Near the old ruined chapel of St. Rocque, and close under the outspread branches of a clump of lofty beech trees, by the side of the ancient loan that led to Saint Giles' Grange, nestled the little thatched cottage of Elsie Elshender. It was low-roofed, and its thick heavy thatch was covered with grass and moss of emerald green. The white-washed walls were massive, and perforated by four small windows, each about a foot square, but crossed by an iron bar; two faced the loan in front, and two overlooked the kailyard and byre to the back. The cottage had one great clay-built chimney, at the back of which was a little eyelet hole, affording from the stone ingle-seats a view of the arid hills of Braid, and the solitary path that wound over their acclivities to the peel of Liberton, then the patrimony of the loyal Winrams.
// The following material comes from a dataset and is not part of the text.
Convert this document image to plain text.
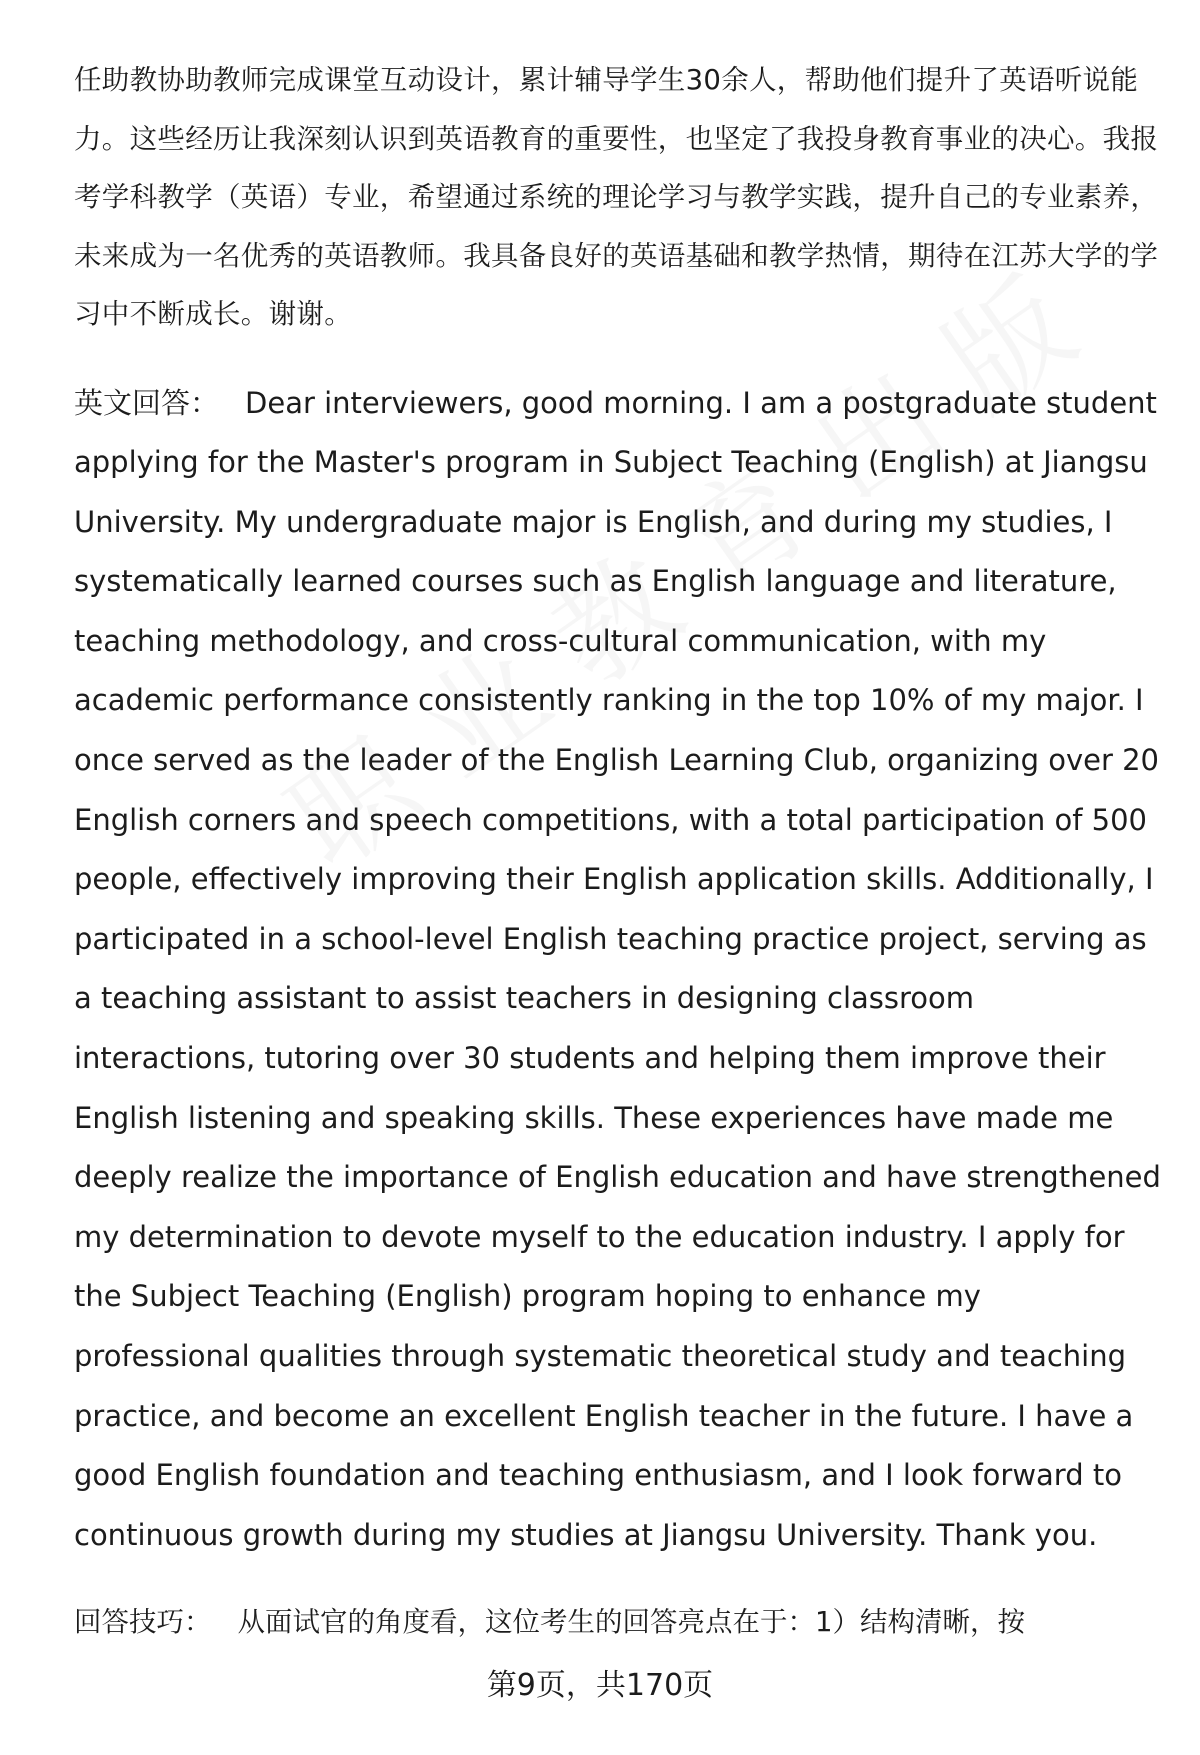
任助教协助教师完成课堂互动设计，累计辅导学生30余人，帮助他们提升了英语听说能力。这些经历让我深刻认识到英语教育的重要性，也坚定了我投身教育事业的决心。我报考学科教学（英语）专业，希望通过系统的理论学习与教学实践，提升自己的专业素养，未来成为一名优秀的英语教师。我具备良好的英语基础和教学热情，期待在江苏大学的学习中不断成长。谢谢。

英文回答： Dear interviewers, good morning. I am a postgraduate student applying for the Master's program in Subject Teaching (English) at Jiangsu University. My undergraduate major is English, and during my studies, I systematically learned courses such as English language and literature, teaching methodology, and cross-cultural communication, with my academic performance consistently ranking in the top 10% of my major. I once served as the leader of the English Learning Club, organizing over 20 English corners and speech competitions, with a total participation of 500 people, effectively improving their English application skills. Additionally, I participated in a school-level English teaching practice project, serving as a teaching assistant to assist teachers in designing classroom interactions, tutoring over 30 students and helping them improve their English listening and speaking skills. These experiences have made me deeply realize the importance of English education and have strengthened my determination to devote myself to the education industry. I apply for the Subject Teaching (English) program hoping to enhance my professional qualities through systematic theoretical study and teaching practice, and become an excellent English teacher in the future. I have a good English foundation and teaching enthusiasm, and I look forward to continuous growth during my studies at Jiangsu University. Thank you.

回答技巧： 从面试官的角度看，这位考生的回答亮点在于：1）结构清晰，按

第9页，共170页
On one side of the door was a turf seat, on the other a daddingstone, where (in the ancient fashion) the barley was cleansed every morning, for the use of the family. This humble residence contained only a but and a ben, or inner and outer apartment, and both were furnished with box-beds opening in front with doors. The first chamber, though floored with hard beaten clay, was as clean as whitening and sprinkled sand could make it; a large fire of wood and peats blazed on the rude hearth; and in its ruddy light the various rows of Flemish ware, beechwood luggies, milk-bowies, horn-spoons, and polished pewter arrayed above the wooden buffet or dresser, were all glittering in that shiny splendour which a smart housewife loves. Within the wide fireplace on a pivet hung a glowing Culross girdle, on which a vast cake was baking.
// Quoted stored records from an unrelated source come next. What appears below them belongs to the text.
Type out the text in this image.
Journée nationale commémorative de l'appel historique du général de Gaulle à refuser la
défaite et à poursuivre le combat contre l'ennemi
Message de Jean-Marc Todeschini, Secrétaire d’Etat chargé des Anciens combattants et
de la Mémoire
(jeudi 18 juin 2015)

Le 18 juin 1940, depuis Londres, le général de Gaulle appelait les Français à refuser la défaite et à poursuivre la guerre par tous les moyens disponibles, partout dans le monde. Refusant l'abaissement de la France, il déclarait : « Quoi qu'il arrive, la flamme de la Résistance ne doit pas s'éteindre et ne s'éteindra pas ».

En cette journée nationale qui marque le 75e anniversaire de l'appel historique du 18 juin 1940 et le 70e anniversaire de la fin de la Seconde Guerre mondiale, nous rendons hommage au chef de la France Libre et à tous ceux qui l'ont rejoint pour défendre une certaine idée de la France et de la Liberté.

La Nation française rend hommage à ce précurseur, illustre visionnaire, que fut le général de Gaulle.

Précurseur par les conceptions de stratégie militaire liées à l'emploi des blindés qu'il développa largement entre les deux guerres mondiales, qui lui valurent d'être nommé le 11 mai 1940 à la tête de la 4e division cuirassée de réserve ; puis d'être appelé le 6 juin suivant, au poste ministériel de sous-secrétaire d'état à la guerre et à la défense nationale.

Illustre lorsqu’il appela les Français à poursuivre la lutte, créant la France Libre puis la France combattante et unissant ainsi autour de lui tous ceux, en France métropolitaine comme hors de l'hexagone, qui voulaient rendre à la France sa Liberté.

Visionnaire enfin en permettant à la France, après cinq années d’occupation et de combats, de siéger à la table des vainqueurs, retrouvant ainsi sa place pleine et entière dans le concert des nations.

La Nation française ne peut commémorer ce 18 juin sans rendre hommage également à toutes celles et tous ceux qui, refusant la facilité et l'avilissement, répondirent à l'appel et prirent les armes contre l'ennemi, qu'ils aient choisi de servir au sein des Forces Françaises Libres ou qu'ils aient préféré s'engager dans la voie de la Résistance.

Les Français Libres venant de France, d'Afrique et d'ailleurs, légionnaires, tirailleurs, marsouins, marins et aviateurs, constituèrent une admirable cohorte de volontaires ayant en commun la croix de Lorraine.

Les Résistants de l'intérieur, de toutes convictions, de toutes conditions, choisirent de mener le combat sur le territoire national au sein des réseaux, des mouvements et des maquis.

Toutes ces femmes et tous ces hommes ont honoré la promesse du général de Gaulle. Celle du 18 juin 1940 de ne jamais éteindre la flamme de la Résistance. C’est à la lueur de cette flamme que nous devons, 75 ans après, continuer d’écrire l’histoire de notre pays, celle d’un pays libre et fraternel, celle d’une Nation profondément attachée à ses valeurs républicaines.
It was night, but neither lamp nor candle were required; the fire's warm blaze gave ample light, and a more comfortable little cottage than old Elsie's when viewed by that hospitable glow, was not to be found in the three Lothians. Three oak chairs of ancient construction, a table similar, a great meal girnel in one corner, flanked by a peat bunker in the other, and an odd variety of stoups, pitchers, and three-legged stools made up the background. On the table lay an old quarto bible from which Lilian read aloud certain passages every night, Andro Hart's "Psalmes in Scot's meter," and the "Hynd let loose" of the "Godly Mr. Sheils," who was then in the hands of the Phillistines, and keeping the Reverend Ichabod Bummel company in the towers of the Bass. Two kirn-babies decorated with blue ribbons, a quaint woodcut of our first parents' joining hands under what resembled a great cabbage in the Garden of Eden appeared over the mantel-piece, together with a long rusty partisan with which the umquhile John Elshender had laid about him like a Trojan on the battle-field of Dunbar.

Close by the ingle sat his widow Elsie enjoying its warmth, and listening to the birr of her wheel. She was a hale old woman of seventy years, with a nose and chin somewhat prominent; her grey hair was neatly disposed under a snowwhite cap of that Flemish fashion which is still common in Scotland, and over which a simple black ribbon marks widowhood. Her upper attire consisted of a coarse skirt of dark blue stuff, over which fell a short linen gown, reaching a little below her girdle, which bristled with keys, knitting wires, pincushion, and scissors. Similarly attired in a short Scottish gown, which showed to the utmost advantage the full outline of her buxom figure, her niece Meinie, a rosy, hazel-eyed, and dark-haired girl of twenty, stood by the meal girnel baking (Anglicé kneading), and as the sleeves of her dress came but a little below the shoulder, her fair round arms and dimpled elbows did not belie the pretty and merry face, which now and then peeped round at the group near the fire. Two of these ought perhaps to have been described first.

Disguised as a peasant, Lady Grisel no longer wore her white hair puffed out by Monsieur Pouncet's skill, but smoothed under a plain starched bigonet, coif, or mutch (which you will), and very ill at ease the stately old dame appeared in her hostess's coarse attire. By way of pre-eminence she occupied the great leathern chair, in which no mortal had been seated since the decease of John Elshender, who for forty consecutive years had hung his bonnet on a knob thereof, while taking his evening doze therein, after a day's ploughing or harrowing on the rigs of Drumdryan.